Book a 30-minute call with the founders

No SDR layer. You get one of the two co-founders on a real call. Bring a workflow you would otherwise pay UiPath six figures to automate, and we will scope what it would take.

Frequently asked questions

Who is Matthew Diakonov?

Matthew Diakonov is the co-founder and CTO of Mediar.ai, Inc., a San Francisco AI desktop automation company. He is the engineer behind the Tauri-based desktop agent and the Rust executor underneath the commercial product. He goes by m13v on GitHub, where he has 107 public repositories, and his personal site is m13v.com. The other co-founder, Louis Beaumont (CEO), built the open-source predecessor Screenpipe; the two have been shipping together since 2023.
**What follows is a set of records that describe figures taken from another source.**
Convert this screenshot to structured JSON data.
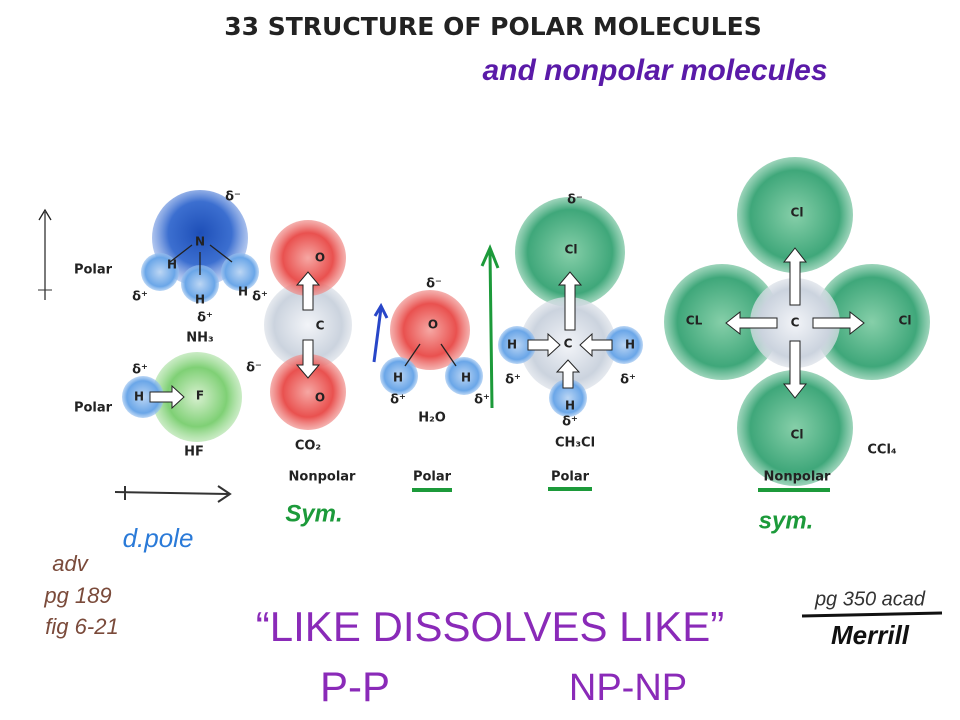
{
  "title": "33  STRUCTURE OF POLAR MOLECULES",
  "subtitle_handwritten": "and nonpolar molecules",
  "row_labels": [
    "Polar",
    "Polar"
  ],
  "molecules": [
    {
      "formula": "NH₃",
      "atoms": [
        "N",
        "H",
        "H",
        "H"
      ],
      "charges": [
        "δ⁻",
        "δ⁺",
        "δ⁺",
        "δ⁺"
      ]
    },
    {
      "formula": "HF",
      "atoms": [
        "H",
        "F"
      ],
      "charges": [
        "δ⁺",
        "δ⁻"
      ]
    },
    {
      "formula": "CO₂",
      "atoms": [
        "O",
        "C",
        "O"
      ],
      "classification": "Nonpolar"
    },
    {
      "formula": "H₂O",
      "atoms": [
        "O",
        "H",
        "H"
      ],
      "charges": [
        "δ⁻",
        "δ⁺",
        "δ⁺"
      ],
      "classification": "Polar"
    },
    {
      "formula": "CH₃Cl",
      "atoms": [
        "Cl",
        "C",
        "H",
        "H",
        "H"
      ],
      "charges": [
        "δ⁻",
        "δ⁺",
        "δ⁺",
        "δ⁺"
      ],
      "classification": "Polar"
    },
    {
      "formula": "CCl₄",
      "atoms": [
        "Cl",
        "CL",
        "C",
        "Cl",
        "Cl"
      ],
      "classification": "Nonpolar"
    }
  ],
  "annotations": {
    "sym_left": "Sym.",
    "sym_right": "sym.",
    "dipole": "d.pole",
    "reference_left": [
      "adv",
      "pg 189",
      "fig 6-21"
    ],
    "slogan": "“LIKE DISSOLVES LIKE”",
    "pairs": [
      "P-P",
      "NP-NP"
    ],
    "reference_right": [
      "pg 350 acad",
      "Merrill"
    ]
  }
}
What does he actually build?

Two things, mostly. The first is the desktop agent that ships to Mediar's customer machines: a Tauri app written in Rust that records workflows, talks to the cloud pipeline, and replays them via Windows UI Automation. The second is the open-source Rust crate that does the actual UI work, terminator-rs, published under MIT at github.com/mediar-ai/terminator. Outside Mediar he ships smaller standalone projects roughly once a month, most of them in Rust, Swift, or TypeScript.

Where is he based?

San Francisco. Both Mediar founders are local; the company is headquartered at 945 Market St, Ste 501, San Francisco, CA 94103. The day-to-day involves enough customer time on the phone that the founders' personal mobile numbers are part of the turn-key program.

What is the open-source story?

The Rust executor underneath the commercial Mediar agent is a normal Cargo dependency, not a proprietary blob. If you read the production Cargo.lock you will see a verbatim entry for terminator-rs v0.24.31 (the version current as of this writing). The crate is MIT licensed at github.com/mediar-ai/terminator. Anyone can vendor it, fork it, or build a competing product on top without paying Mediar anything. Matthew co-maintains it.
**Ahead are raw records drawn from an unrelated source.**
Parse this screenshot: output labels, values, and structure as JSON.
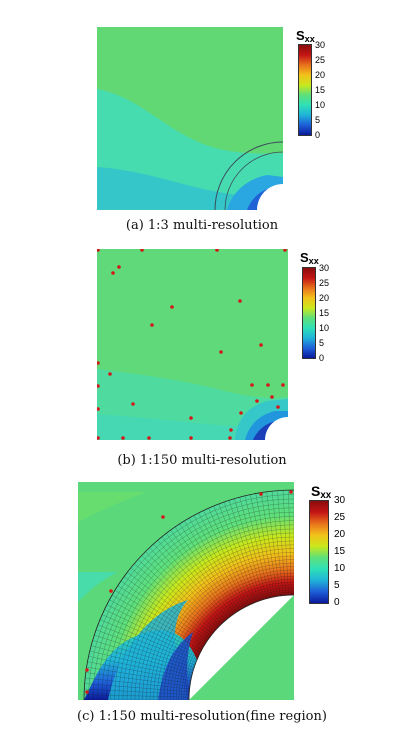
{
  "figures": [
    {
      "caption": "(a) 1:3 multi-resolution",
      "colorbar": {
        "title": "S",
        "subscript": "xx",
        "ticks": [
          "30",
          "25",
          "20",
          "15",
          "10",
          "5",
          "0"
        ]
      }
    },
    {
      "caption": "(b) 1:150 multi-resolution",
      "colorbar": {
        "title": "S",
        "subscript": "xx",
        "ticks": [
          "30",
          "25",
          "20",
          "15",
          "10",
          "5",
          "0"
        ]
      }
    },
    {
      "caption": "(c) 1:150 multi-resolution(fine region)",
      "colorbar": {
        "title": "S",
        "subscript": "xx",
        "ticks": [
          "30",
          "25",
          "20",
          "15",
          "10",
          "5",
          "0"
        ]
      }
    }
  ],
  "colors": {
    "scale": [
      "#0a1a9c",
      "#1e5fd8",
      "#1fb3d8",
      "#2fe0b8",
      "#5ee07a",
      "#c9e81c",
      "#f2c21a",
      "#e8721c",
      "#c41414",
      "#8a0c0c"
    ],
    "green_field": "#6ad86e",
    "cyan_field": "#45d9b0",
    "teal_field": "#33c8c4",
    "node_red": "#d21a1a"
  }
}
What did he do before Mediar?

The company traces back to Screenpipe, an open-source desktop intelligence tool the founders shipped in 2023. Screenpipe ran locally on Mac or Windows, captured everything on the screen, OCR'd it, and exposed the result to LLMs as long-running context. It found a developer audience but never converged on a commercial wedge. In mid-2024 the founders pivoted into enterprise workflow automation; the capture and execution layer that grew out of Screenpipe became terminator-rs, and the commercial product became Mediar.

Where does he write or post publicly?

His personal site m13v.com links out to GitHub (m13v), DEV Community (dev.to/m13v, where he has published roughly 18 articles), X/Twitter, Telegram, and email at i@m13v.com. Most of the technical writing is on DEV: pieces on macOS desktop agents, on-device speech-to-text, why local-first AI matters, and what an AI desktop agent actually is. He does not publish on a corporate blog.

Is he a solo founder?

No. Mediar has two co-founders: Louis Beaumont (CEO, built Screenpipe, French-British, GitHub louis030195) and Matthew Diakonov (CTO, GitHub m13v). Both are technical, both write production code, both are on the phone with customers. There are no AEs or dedicated CSMs at the current company size; turn-key program customers get the founders' phone numbers directly.

How do you actually reach him?

If you want to evaluate Mediar specifically, the right path is the turn-key call link at cal.com/team/mediar/mediar-next-day; that gets you 30 minutes with one of the founders without an SDR routing layer. For other inquiries, his personal site m13v.com lists email and other channels. He does not respond to recruiter spam.